雨が2月を連れてくる

冷たい雨が1月を洗い流す。
明日から2月。今が一年で最も寒い時期でしょうか。
寒さは募れど、日は確実に長くなっていることを実感します。


毎年、二月はどんなことを思って暮らしていたのだろうと、日記を読み返していました。

大したことは書いていないけれど、3年前の2月1日の日記に妙な言葉がありました。

眠れぬ夜を過ごしたのでしょう。
"昨夜は変な眠り方だった。浅く長く眠ったような、でも時間的には長くない。
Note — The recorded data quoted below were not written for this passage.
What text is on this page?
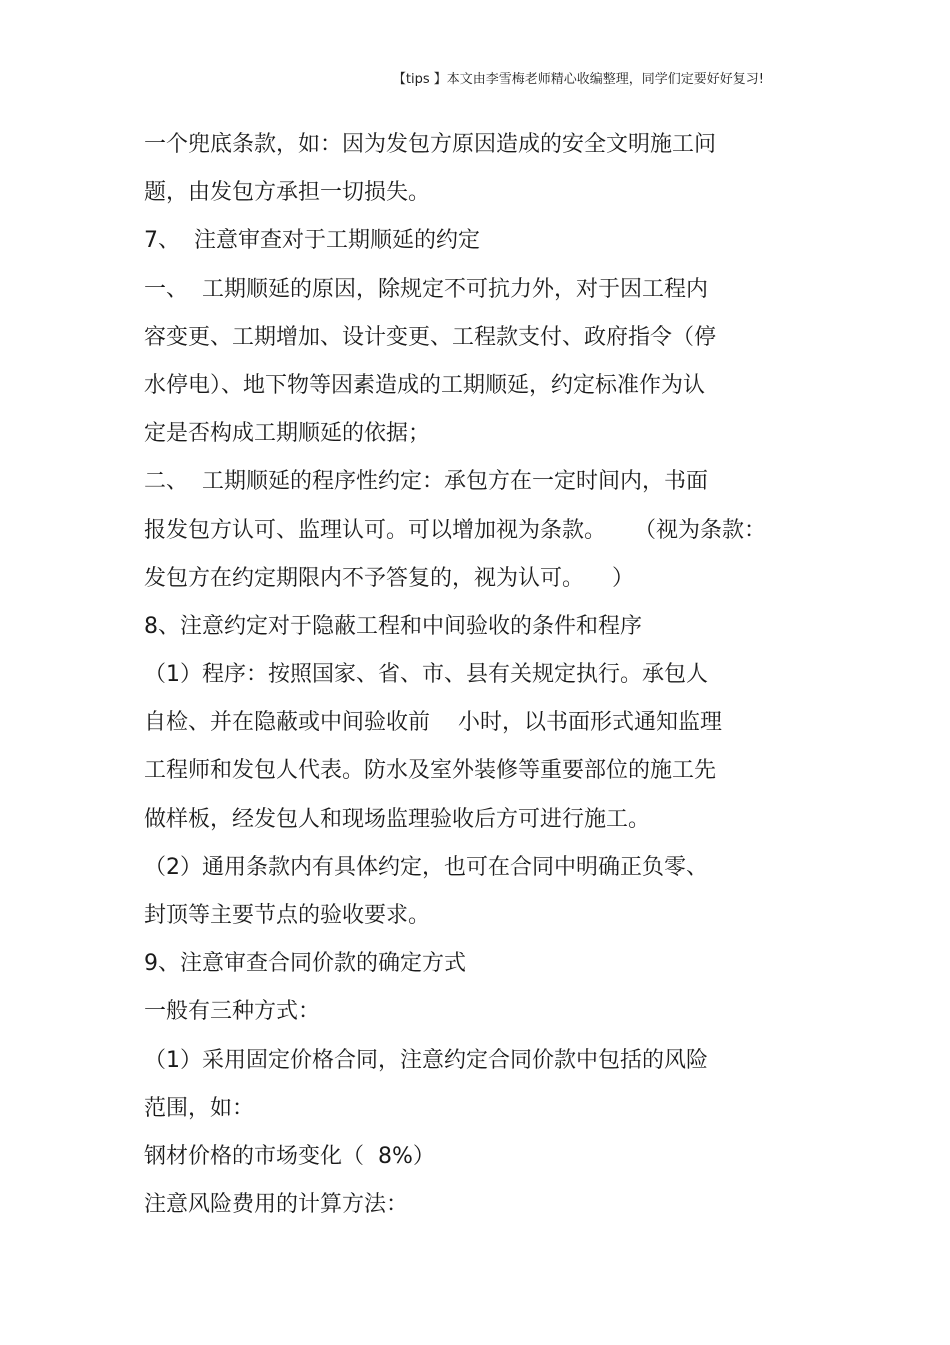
【tips 】本文由李雪梅老师精心收编整理，同学们定要好好复习!
一个兜底条款，如：因为发包方原因造成的安全文明施工问
题，由发包方承担一切损失。
7、  注意审查对于工期顺延的约定
一、  工期顺延的原因，除规定不可抗力外，对于因工程内
容变更、工期增加、设计变更、工程款支付、政府指令（停
水停电）、地下物等因素造成的工期顺延，约定标准作为认
定是否构成工期顺延的依据；
二、  工期顺延的程序性约定：承包方在一定时间内，书面
报发包方认可、监理认可。可以增加视为条款。    （视为条款：
发包方在约定期限内不予答复的，视为认可。    ）
8、注意约定对于隐蔽工程和中间验收的条件和程序
（1）程序：按照国家、省、市、县有关规定执行。承包人
自检、并在隐蔽或中间验收前    小时，以书面形式通知监理
工程师和发包人代表。防水及室外装修等重要部位的施工先
做样板，经发包人和现场监理验收后方可进行施工。
（2）通用条款内有具体约定，也可在合同中明确正负零、
封顶等主要节点的验收要求。
9、注意审查合同价款的确定方式
一般有三种方式：
（1）采用固定价格合同，注意约定合同价款中包括的风险
范围，如：
钢材价格的市场变化（  8%）
注意风险费用的计算方法：
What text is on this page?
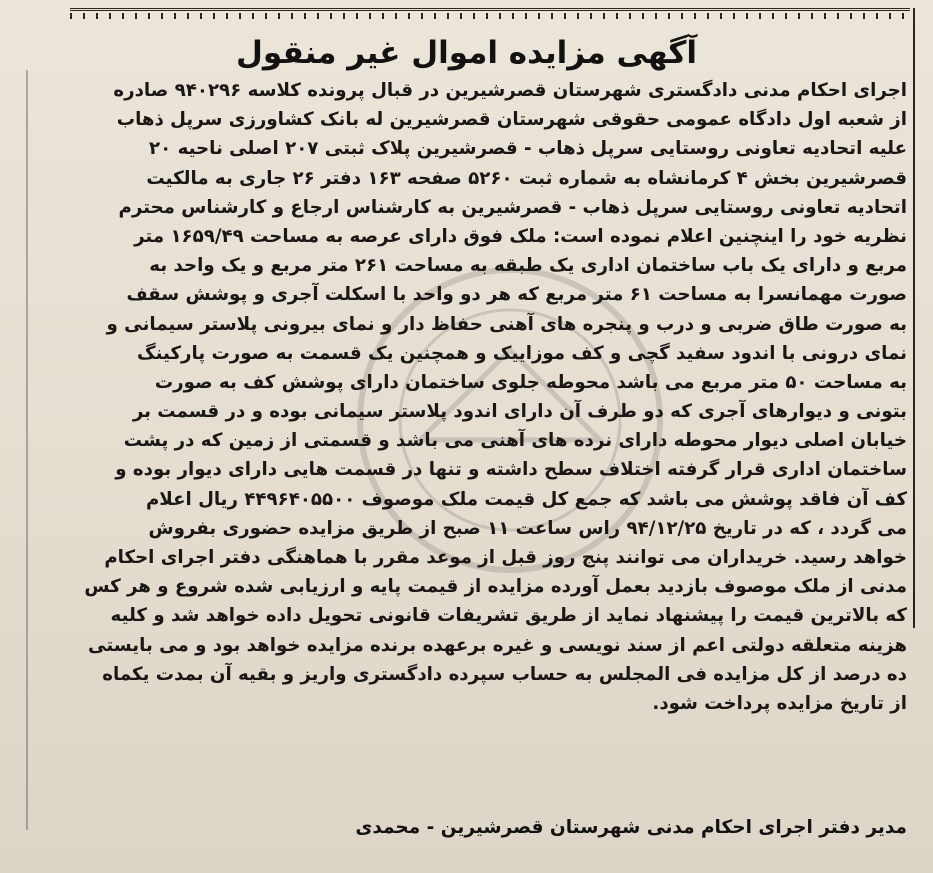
آگهی مزایده اموال غیر منقول
اجرای احکام مدنی دادگستری شهرستان قصرشیرین در قبال پرونده کلاسه ۹۴۰۲۹۶ صادره
از شعبه اول دادگاه عمومی حقوقی شهرستان قصرشیرین له بانک کشاورزی سرپل ذهاب
علیه اتحادیه تعاونی روستایی سرپل ذهاب - قصرشیرین پلاک ثبتی ۲۰۷ اصلی ناحیه ۲۰
قصرشیرین بخش ۴ کرمانشاه به شماره ثبت ۵۲۶۰ صفحه ۱۶۳ دفتر ۲۶ جاری به مالکیت
اتحادیه تعاونی روستایی سرپل ذهاب - قصرشیرین به کارشناس ارجاع و کارشناس محترم
نظریه خود را اینچنین اعلام نموده است: ملک فوق دارای عرصه به مساحت ۱۶۵۹/۴۹ متر
مربع و دارای یک باب ساختمان اداری یک طبقه به مساحت ۲۶۱ متر مربع و یک واحد به
صورت مهمانسرا به مساحت ۶۱ متر مربع که هر دو واحد با اسکلت آجری و پوشش سقف
به صورت طاق ضربی و درب و پنجره های آهنی حفاظ دار و نمای بیرونی پلاستر سیمانی و
نمای درونی با اندود سفید گچی و کف موزاییک و همچنین یک قسمت به صورت پارکینگ
به مساحت ۵۰ متر مربع می باشد محوطه جلوی ساختمان دارای پوشش کف به صورت
بتونی و دیوارهای آجری که دو طرف آن دارای اندود پلاستر سیمانی بوده و در قسمت بر
خیابان اصلی دیوار محوطه دارای نرده های آهنی می باشد و قسمتی از زمین که در پشت
ساختمان اداری قرار گرفته اختلاف سطح داشته و تنها در قسمت هایی دارای دیوار بوده و
کف آن فاقد پوشش می باشد که جمع کل قیمت ملک موصوف ۴۴۹۶۴۰۵۵۰۰ ریال اعلام
می گردد ، که در تاریخ ۹۴/۱۲/۲۵ راس ساعت ۱۱ صبح از طریق مزایده حضوری بفروش
خواهد رسید. خریداران می توانند پنج روز قبل از موعد مقرر با هماهنگی دفتر اجرای احکام
مدنی از ملک موصوف بازدید بعمل آورده مزایده از قیمت پایه و ارزیابی شده شروع و هر کس
که بالاترین قیمت را پیشنهاد نماید از طریق تشریفات قانونی تحویل داده خواهد شد و کلیه
هزینه متعلقه دولتی اعم از سند نویسی و غیره برعهده برنده مزایده خواهد بود و می بایستی
ده درصد از کل مزایده فی المجلس به حساب سپرده دادگستری واریز و بقیه آن بمدت یکماه
از تاریخ مزایده پرداخت شود.
مدیر دفتر اجرای احکام مدنی شهرستان قصرشیرین - محمدی
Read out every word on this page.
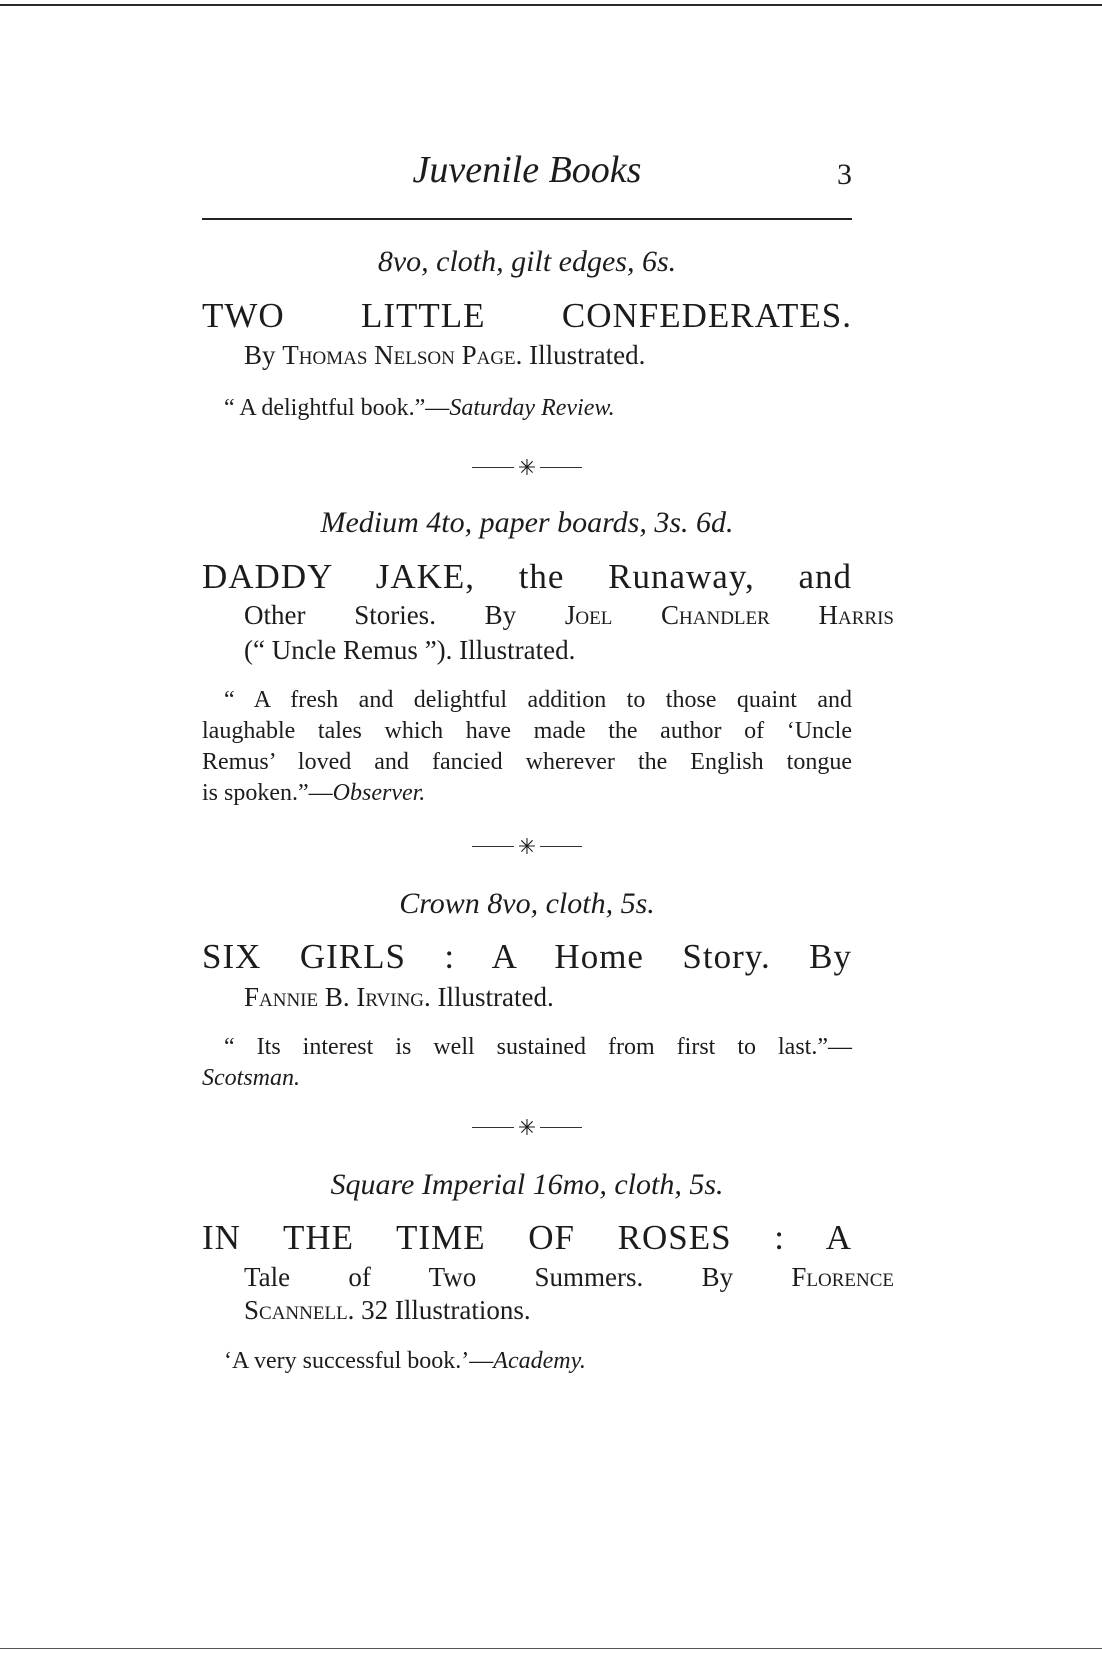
Juvenile Books	3
8vo, cloth, gilt edges, 6s.
TWO LITTLE CONFEDERATES.
By Thomas Nelson Page. Illustrated.
“ A delightful book.”—Saturday Review.
✳
Medium 4to, paper boards, 3s. 6d.
DADDY JAKE, the Runaway, and
Other Stories. By Joel Chandler Harris
(“ Uncle Remus ”). Illustrated.
“ A fresh and delightful addition to those quaint and
laughable tales which have made the author of ‘Uncle
Remus’ loved and fancied wherever the English tongue
is spoken.”—Observer.
✳
Crown 8vo, cloth, 5s.
SIX GIRLS : A Home Story. By
Fannie B. Irving. Illustrated.
“ Its interest is well sustained from first to last.”—
Scotsman.
✳
Square Imperial 16mo, cloth, 5s.
IN THE TIME OF ROSES : A
Tale of Two Summers. By Florence
Scannell. 32 Illustrations.
‘A very successful book.’—Academy.
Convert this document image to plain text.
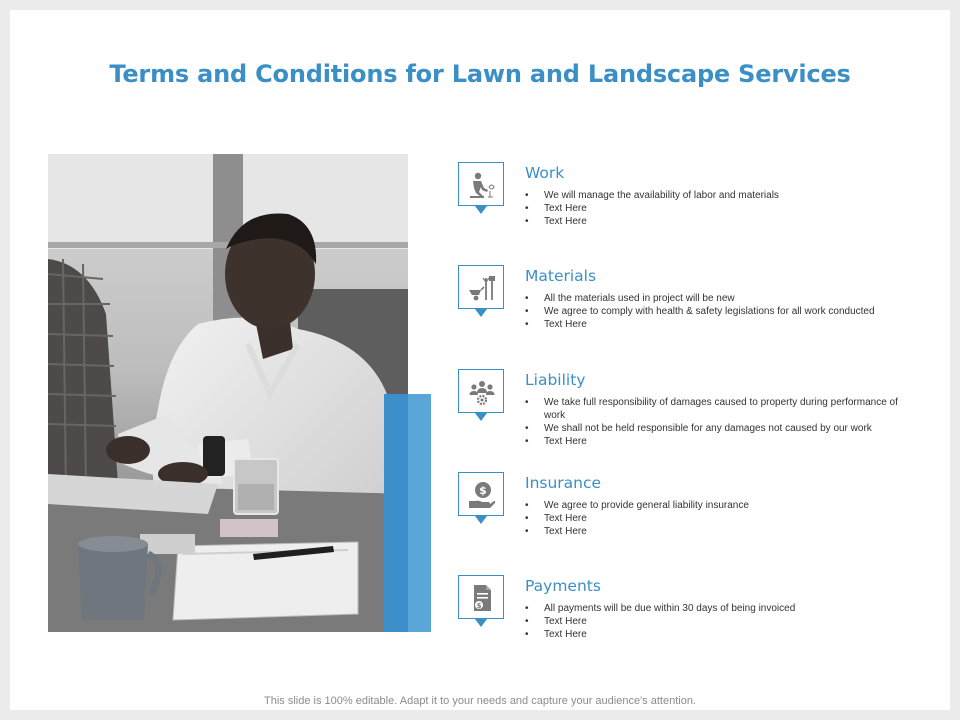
Terms and Conditions for Lawn and Landscape Services
Work
• We will manage the availability of labor and materials
• Text Here
• Text Here
Materials
• All the materials used in project will be new
• We agree to comply with health & safety legislations for all work conducted
• Text Here
Liability
• We take full responsibility of damages caused to property during performance of work
• We shall not be held responsible for any damages not caused by our work
• Text Here
$ Insurance
• We agree to provide general liability insurance
• Text Here
• Text Here
$
Payments
• All payments will be due within 30 days of being invoiced
• Text Here
• Text Here
This slide is 100% editable. Adapt it to your needs and capture your audience's attention.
砂漠の上をスーッとすべるように眠った"
と日記には書かれていました。

砂漠の上をスーッとすべるように眠る。
手前味噌ながら、これはなかなか。
と同時に、なぜ僕はこんな言葉を使ったのか。

砂漠はおろか鳥取砂丘にすら行ったことがないので、砂漠の何たるかを知るわけではありません。
でも、足を踏み入れるとズブズブと沈んでゆくようなイメージ。
沈んでゆくというのは、深い睡眠や質の良い眠りの比喩。
それを尻目に僕は砂上をすべる。
深い眠りはすぐそこにあるのに、掴めないもどかしさ。

この言葉が表出した背景は、こんな感じでしょうか。
3年前のことは覚えていません。
そして、今の僕からはこの表現は出ない。
何かが失われたようで残念だけれど、過去の自分が別人のように感じる瞬間は嫌いではありません。

日が少しずつ長くなるように、自分自身も少しずつ。